A gente teve um mercado que abriu realmente um olhar, mas também com as suas contrapartidas
Sobre a presença marcante de mulheres negras entre os artistas com quem trabalha, Marcela enfatiza: “Nós somos uma potência. Sempre fui direcionando meu olhar para pessoas negras, especialmente mulheres. Acho que houve uma fase em que o mercado abriu uma brecha, especialmente o publicitário. Não houve uma porta, mas houve uma cota. A gente teve uma uma oportunidade de desenvolver os projetos, a gente teve um mercado que abriu realmente um olhar, mas também com as suas contrapartidas”.
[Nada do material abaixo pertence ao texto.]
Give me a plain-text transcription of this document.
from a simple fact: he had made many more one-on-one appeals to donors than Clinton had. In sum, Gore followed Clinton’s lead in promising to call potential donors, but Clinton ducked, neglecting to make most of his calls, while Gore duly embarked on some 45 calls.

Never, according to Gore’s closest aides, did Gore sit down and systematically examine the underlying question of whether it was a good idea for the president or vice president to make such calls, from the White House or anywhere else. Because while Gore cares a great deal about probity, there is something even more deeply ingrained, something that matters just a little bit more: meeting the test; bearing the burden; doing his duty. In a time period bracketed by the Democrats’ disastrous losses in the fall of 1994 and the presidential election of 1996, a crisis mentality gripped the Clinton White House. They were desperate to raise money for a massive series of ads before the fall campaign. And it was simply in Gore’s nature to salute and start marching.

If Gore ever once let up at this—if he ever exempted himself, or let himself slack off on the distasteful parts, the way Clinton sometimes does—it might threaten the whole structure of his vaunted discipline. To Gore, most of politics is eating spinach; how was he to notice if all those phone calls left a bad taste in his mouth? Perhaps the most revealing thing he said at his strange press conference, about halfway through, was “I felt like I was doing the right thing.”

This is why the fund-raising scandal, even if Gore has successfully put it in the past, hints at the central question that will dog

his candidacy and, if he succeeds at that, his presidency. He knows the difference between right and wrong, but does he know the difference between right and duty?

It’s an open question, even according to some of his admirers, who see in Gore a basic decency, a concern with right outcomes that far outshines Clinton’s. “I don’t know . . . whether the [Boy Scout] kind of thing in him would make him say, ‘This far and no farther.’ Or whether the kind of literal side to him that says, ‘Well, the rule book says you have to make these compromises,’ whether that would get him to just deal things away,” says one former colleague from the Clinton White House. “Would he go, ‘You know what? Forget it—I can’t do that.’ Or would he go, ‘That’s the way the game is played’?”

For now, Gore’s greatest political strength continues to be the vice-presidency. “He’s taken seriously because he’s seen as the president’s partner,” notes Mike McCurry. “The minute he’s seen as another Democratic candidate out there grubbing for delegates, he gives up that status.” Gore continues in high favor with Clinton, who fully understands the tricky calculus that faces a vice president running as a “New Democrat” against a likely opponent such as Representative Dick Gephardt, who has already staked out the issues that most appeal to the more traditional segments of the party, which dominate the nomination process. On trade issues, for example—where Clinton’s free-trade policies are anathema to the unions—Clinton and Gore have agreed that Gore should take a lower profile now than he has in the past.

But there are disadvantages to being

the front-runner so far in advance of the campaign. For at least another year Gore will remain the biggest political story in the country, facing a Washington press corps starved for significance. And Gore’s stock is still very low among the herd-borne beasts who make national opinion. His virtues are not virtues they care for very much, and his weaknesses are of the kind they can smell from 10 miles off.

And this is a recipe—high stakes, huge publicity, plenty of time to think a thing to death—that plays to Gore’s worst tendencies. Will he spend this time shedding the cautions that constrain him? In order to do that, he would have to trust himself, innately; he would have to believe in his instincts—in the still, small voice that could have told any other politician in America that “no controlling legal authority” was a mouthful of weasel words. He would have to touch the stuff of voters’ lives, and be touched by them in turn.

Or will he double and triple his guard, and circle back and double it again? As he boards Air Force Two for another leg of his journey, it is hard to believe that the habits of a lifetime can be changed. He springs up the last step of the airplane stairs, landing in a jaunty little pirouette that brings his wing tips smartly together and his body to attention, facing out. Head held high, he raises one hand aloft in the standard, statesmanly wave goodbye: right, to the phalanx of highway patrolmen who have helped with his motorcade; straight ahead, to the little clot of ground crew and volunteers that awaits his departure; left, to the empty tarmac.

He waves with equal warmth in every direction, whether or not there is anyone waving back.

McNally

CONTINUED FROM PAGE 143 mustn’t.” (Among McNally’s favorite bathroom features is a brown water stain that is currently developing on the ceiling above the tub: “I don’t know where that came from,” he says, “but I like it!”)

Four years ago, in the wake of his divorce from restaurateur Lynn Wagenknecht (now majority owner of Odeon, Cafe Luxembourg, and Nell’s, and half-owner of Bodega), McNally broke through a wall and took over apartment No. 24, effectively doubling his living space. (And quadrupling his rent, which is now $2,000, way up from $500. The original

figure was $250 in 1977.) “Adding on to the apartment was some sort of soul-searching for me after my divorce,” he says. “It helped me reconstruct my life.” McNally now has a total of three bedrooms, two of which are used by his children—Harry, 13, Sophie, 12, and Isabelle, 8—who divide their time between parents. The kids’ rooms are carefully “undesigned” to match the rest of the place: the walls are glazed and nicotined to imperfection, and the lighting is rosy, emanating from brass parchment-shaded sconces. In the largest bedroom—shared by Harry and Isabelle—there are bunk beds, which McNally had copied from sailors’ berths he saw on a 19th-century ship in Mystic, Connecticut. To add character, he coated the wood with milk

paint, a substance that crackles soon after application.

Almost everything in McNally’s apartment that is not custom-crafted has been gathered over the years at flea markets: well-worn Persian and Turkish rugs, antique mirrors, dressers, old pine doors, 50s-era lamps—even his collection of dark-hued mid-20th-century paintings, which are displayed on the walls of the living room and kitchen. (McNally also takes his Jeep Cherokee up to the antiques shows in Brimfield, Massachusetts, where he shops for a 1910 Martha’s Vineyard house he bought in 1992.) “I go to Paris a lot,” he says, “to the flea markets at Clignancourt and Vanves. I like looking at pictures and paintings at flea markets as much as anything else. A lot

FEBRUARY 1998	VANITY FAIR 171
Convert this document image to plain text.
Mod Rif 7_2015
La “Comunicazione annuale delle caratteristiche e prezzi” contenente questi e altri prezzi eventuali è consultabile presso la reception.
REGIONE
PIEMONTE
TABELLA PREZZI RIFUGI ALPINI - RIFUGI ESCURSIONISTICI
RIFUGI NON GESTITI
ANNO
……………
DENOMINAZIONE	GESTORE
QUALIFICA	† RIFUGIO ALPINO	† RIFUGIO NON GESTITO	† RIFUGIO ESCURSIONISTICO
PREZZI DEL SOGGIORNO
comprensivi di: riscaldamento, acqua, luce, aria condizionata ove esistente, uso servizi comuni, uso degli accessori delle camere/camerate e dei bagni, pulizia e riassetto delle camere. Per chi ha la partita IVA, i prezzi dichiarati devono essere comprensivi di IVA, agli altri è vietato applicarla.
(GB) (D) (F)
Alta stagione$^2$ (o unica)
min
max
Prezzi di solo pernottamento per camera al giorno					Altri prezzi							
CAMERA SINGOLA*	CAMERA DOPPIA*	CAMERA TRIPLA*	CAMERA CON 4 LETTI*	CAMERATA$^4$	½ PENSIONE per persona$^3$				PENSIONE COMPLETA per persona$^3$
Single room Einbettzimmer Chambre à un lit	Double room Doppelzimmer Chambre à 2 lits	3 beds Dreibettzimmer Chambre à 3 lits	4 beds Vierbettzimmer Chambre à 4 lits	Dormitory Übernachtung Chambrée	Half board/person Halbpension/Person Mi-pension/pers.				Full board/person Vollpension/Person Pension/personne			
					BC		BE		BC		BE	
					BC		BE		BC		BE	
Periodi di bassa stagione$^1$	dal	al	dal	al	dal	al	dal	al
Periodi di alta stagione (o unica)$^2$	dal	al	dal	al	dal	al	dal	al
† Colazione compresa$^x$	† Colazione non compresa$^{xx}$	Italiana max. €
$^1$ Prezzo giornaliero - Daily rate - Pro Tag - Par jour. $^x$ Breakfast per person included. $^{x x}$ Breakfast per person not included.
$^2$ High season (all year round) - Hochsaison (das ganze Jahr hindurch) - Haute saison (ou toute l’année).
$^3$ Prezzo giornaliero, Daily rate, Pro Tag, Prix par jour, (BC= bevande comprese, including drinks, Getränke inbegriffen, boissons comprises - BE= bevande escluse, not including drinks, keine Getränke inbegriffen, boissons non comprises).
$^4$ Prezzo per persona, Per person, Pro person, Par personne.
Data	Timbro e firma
Ela reconhece que essa brecha foi aproveitada por uma parte do mercado que soube se posicionar. “Agora o mercado já virou a chave, tá olhando pra outros lados. E a gente precisa pensar como se conectar de novo, nessa nova virada”.
Foi também pensando na criação de espaços seguros e acolhedores que Marcela idealizou a Festa Preciosa, voltada exclusivamente para mulheres lésbicas e bissexuais. “Frequentei muita festa em Salvador, desde nova, e nunca me senti realmente confortável. Queria um lugar que me contemplasse em todos os aspectos: segurança, respeito, conforto”. Ela explica que, além do clima da festa, detalhes como banheiros limpos e itens de higiene são cuidadosamente planejados. “Pode parecer pequeno, mas não é. O maior feedback que recebo é sobre o banheiro. Mulher faz xixi sentada e precisa ter sabonete, absorvente. Isso faz diferença”.
A gente tem 39% de mulheres em cargos de lideranças, mas que são invisibilizadas
A Preciosa, que nasceu como um espaço de afeto, agora caminha para se tornar um legado social. “Quero transformar a festa em um festival que conecte outras iniciativas voltadas ao universo feminino. Para 2026, planejamos incluir processos formativos, porque senti falta de profissionais capacitados para trabalhar comigo. Quero formar essas pessoas”.
Ao projetar o futuro, Marcela é assertiva: é preciso ocupar os lugares de decisão. “A gente precisa sair da propaganda para estar no lugar da decisão. Quando a mulher está no lugar de decisão, a gente consegue transformar outros contextos, o entorno, essa urgência que é mudar essa situação. Enquanto isso não acontecer, homens heteronormativos continuarão decidindo por nós. Temos mulheres em cargos de liderança, mas que não são vistas. E isso é estrutural”.
“A gente tem 39% de mulheres em cargos de lideranças, mas que são invisibilizadas”, cita ao mencionar o apagamento de estruturas sociais com origem machista, racista e heteronormativa.
Seu desejo é claro: “Quero mapear potências, fazer com que outras mulheres cresçam comigo. Eu estou aqui como a gente transformador e quero, com tudo o que eu aprendi nessa minha caminhada, poder transformar, abrir portas para outras pessoas, outras mulheres criarem, se inspirarem com um pouco o que eu fiz e transformarem essas realidades que a gente vem enfrentando”, conclui.